A field trip to visit
Hello! Exploring the Supercute World of Hello Kitty Exhibition
Last November, I attended the first ever Hello Kitty Convention in honor and celebration of Ms. Hello Kitty’s 40th birthday!
Before the official media event, I decided to take a stroll through Little Tokyo and visited the new exhibition at the Japanese American National Museum called Hello! Exploring the Supercute World of Hello Kitty, the first ever large-scale Hello Kitty museum retrospective in the United States.
Hello! Exploring the Supercute World of Hello Kitty runs from October 11, 2014 through April 26, 2015.
“Organized as part of the global icon’s 40th-anniversary celebrations, the exhibition examines the colorful history of Hello Kitty and her influence on popular culture. Hello! includes an extensive product survey, with rare and unique items from the Sanrio archives, alongside a selection of innovative contemporary artworks inspired by Hello Kitty and her world. Hello! is curated by Christine Yano, PhD, author of Pink Globalization: Hello Kitty’s Trek Across the Pacific, and Jamie Rivadeneira, founder and owner of the Los Angeles pop culture boutique JapanLA. (source: www.janm.org)
It is fascinating to observe how such a simple product idea as Hello Kitty has become an international icon. From fashion to technology to art to everyday living, Hello Kitty has made her mark on society.
First, let’s talk about the vast array of Hello Kitty inspired products that were on display in the exhibition. The Hello Kitty character first appeared on a small, clear vinyl coin purse in 1975, which costs less than a dollar to purchase. Although many replicas have been made over the years, only one of the original purses is known to exist, and it is kept in a secure vault at Sanrio’s headquarters in Japan. (source: www.janm.org)
As you walk throughout the exhibition you will find a Hello Kitty bowling ball, fresh toilet paper (they even had it inside the convention’s restrooms!), a coffee maker and a skate board. However, I wonder if the skate board has ever been taken for a ride!
Need a lunch box, backpack or purse? Hello Kitty’s got you covered!

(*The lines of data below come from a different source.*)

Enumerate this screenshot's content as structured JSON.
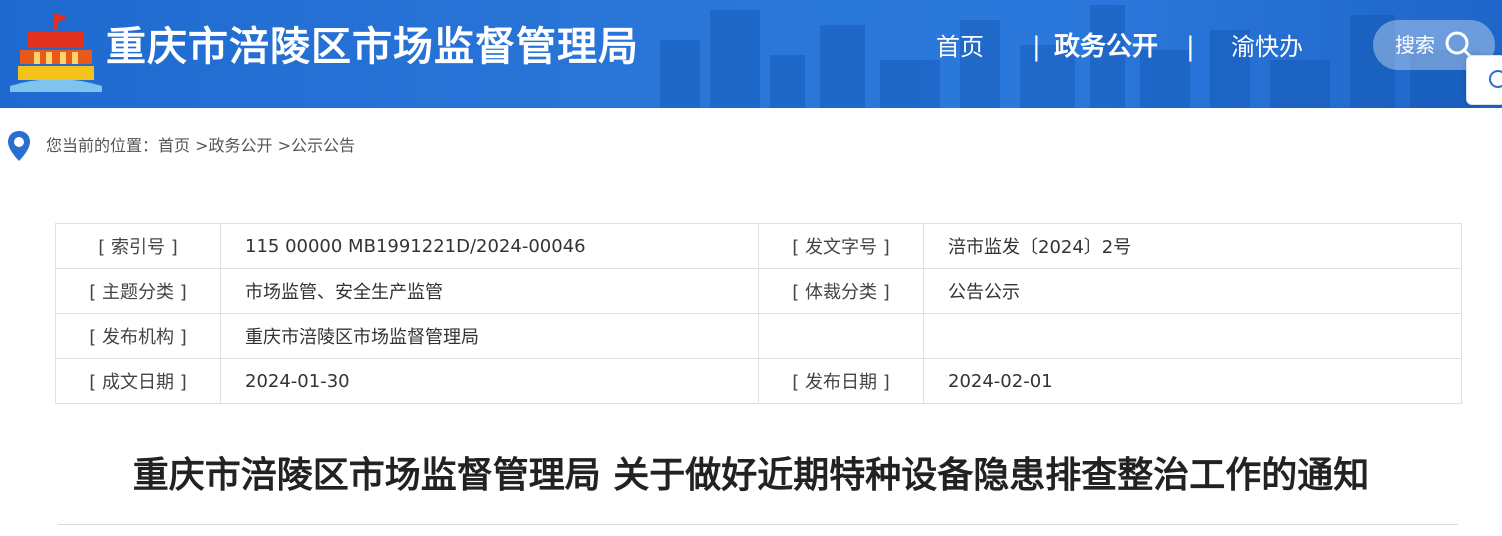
{
  "header": {
    "site_title": "重庆市涪陵区市场监督管理局",
    "nav": {
      "home": "首页",
      "sep": "|",
      "government_affairs": "政务公开",
      "yu_kuai_ban": "渝快办"
    },
    "search_label": "搜索"
  },
  "breadcrumb": {
    "prefix": "您当前的位置：",
    "home": "首页",
    "arrow": " >",
    "level1": "政务公开",
    "level2": "公示公告"
  },
  "meta_table": {
    "rows": [
      {
        "label1": "[ 索引号 ]",
        "value1": "115 00000 MB1991221D/2024-00046",
        "label2": "[ 发文字号 ]",
        "value2": "涪市监发〔2024〕2号"
      },
      {
        "label1": "[ 主题分类 ]",
        "value1": "市场监管、安全生产监管",
        "label2": "[ 体裁分类 ]",
        "value2": "公告公示"
      },
      {
        "label1": "[ 发布机构 ]",
        "value1": "重庆市涪陵区市场监督管理局",
        "label2": "",
        "value2": ""
      },
      {
        "label1": "[ 成文日期 ]",
        "value1": "2024-01-30",
        "label2": "[ 发布日期 ]",
        "value2": "2024-02-01"
      }
    ]
  },
  "article": {
    "title": "重庆市涪陵区市场监督管理局 关于做好近期特种设备隐患排查整治工作的通知"
  },
  "icons": {
    "logo": "building-emblem-logo",
    "search": "search-icon",
    "location": "location-pin-icon",
    "float": "float-tool-icon"
  },
  "colors": {
    "header_blue": "#2a76d8",
    "pin_blue": "#2a6fd0"
  }
}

Hello Kitty even created a recent buzz in fashion industry when she appeared on America’s Next Top Model Cycle 18 as contestants modeled couture Hello Kitty creations by designer Francis Libiran. Plus Hello Kitty is an adornment of choice for celebrities such as Lady Gaga, Paris Hilton and Katy Perry. Hello Kitty’s got it going on!
For the Hello! Exploring the Supercute World of Hello Kitty exhibition, curators challenged well know artists from around the world to design Hello Kitty inspired works of art that were outside the norm. “Hello Kitty has the unique ability to act as a muse to artists with diverse styles, aesthetics, and viewpoints. She doesn’t have a mouth, which gives each artist the opportunity to project any emotion onto her.” (source: Hello! Exploring the Supercute World of Hello Kitty display markers)
In the end, I could not pass up the opportunity to take a selfie with President Abraham Lincoln who was decked out in his best Hello Kitty attire for the occasion!
Here are a few tips when planning your visit to see Hello! Exploring the Supercute World of Hello Kitty exhibition:
1. Parking in downtown Little Tokyo can be rough, especially during the work week. I recommend visiting the exhibition after lunch time to avoid the morning rush hour. I was able to find parking near JANM in a private parking garage for only $10.
2. It took me approximately an hour to walk through entire exhibition. Pace yourself. There are a lot of cool things to see!
3. While in the gallery, you can enhance your experience of the multifaceted exhibition with their FREE Guide by Cell audio tours. The tours feature curator Christine Yano and several of the exhibiting artists offering their unique perspectives on the exhibition. Simply look for the cell phone logo on selected labels in the exhibition and dial 213.455.2924 to access the tours. Follow the prompts and enter the numbers given on the labels.
4. No flash photography is allowed inside.
5. In my opinion, the exhibition is appropriate for children ages 8 and up. Younger children will enjoy it as well, but just keep a close eye on them. It is tempting to want to touch the Hello Kitty decor.
6. This is a great field trip for high schoolers too to learn about business, advertising and marketing.
7. The JANM docents are some of the nicest people you will ever meet. I promise!
8. JANM has a small bookstore inside with Hello Kitty merchandise for sale.
PRICE: Tickets are $20 for adults, $10 for youth ages 6–17, free for children ages 5 and under. All admissions are based on timed entry and no re-entry is allowed. Obtaining tickets in advance is strongly encouraged.
LOCATION: Japanese American National Museum, 100 N. Central Avenue, Los Angeles, CA 90012
Happy Field Tripping!
Disclosure: This post is for informational purposes. We received complimentary admission to JANM to help facilitate this post. All opinions are our own.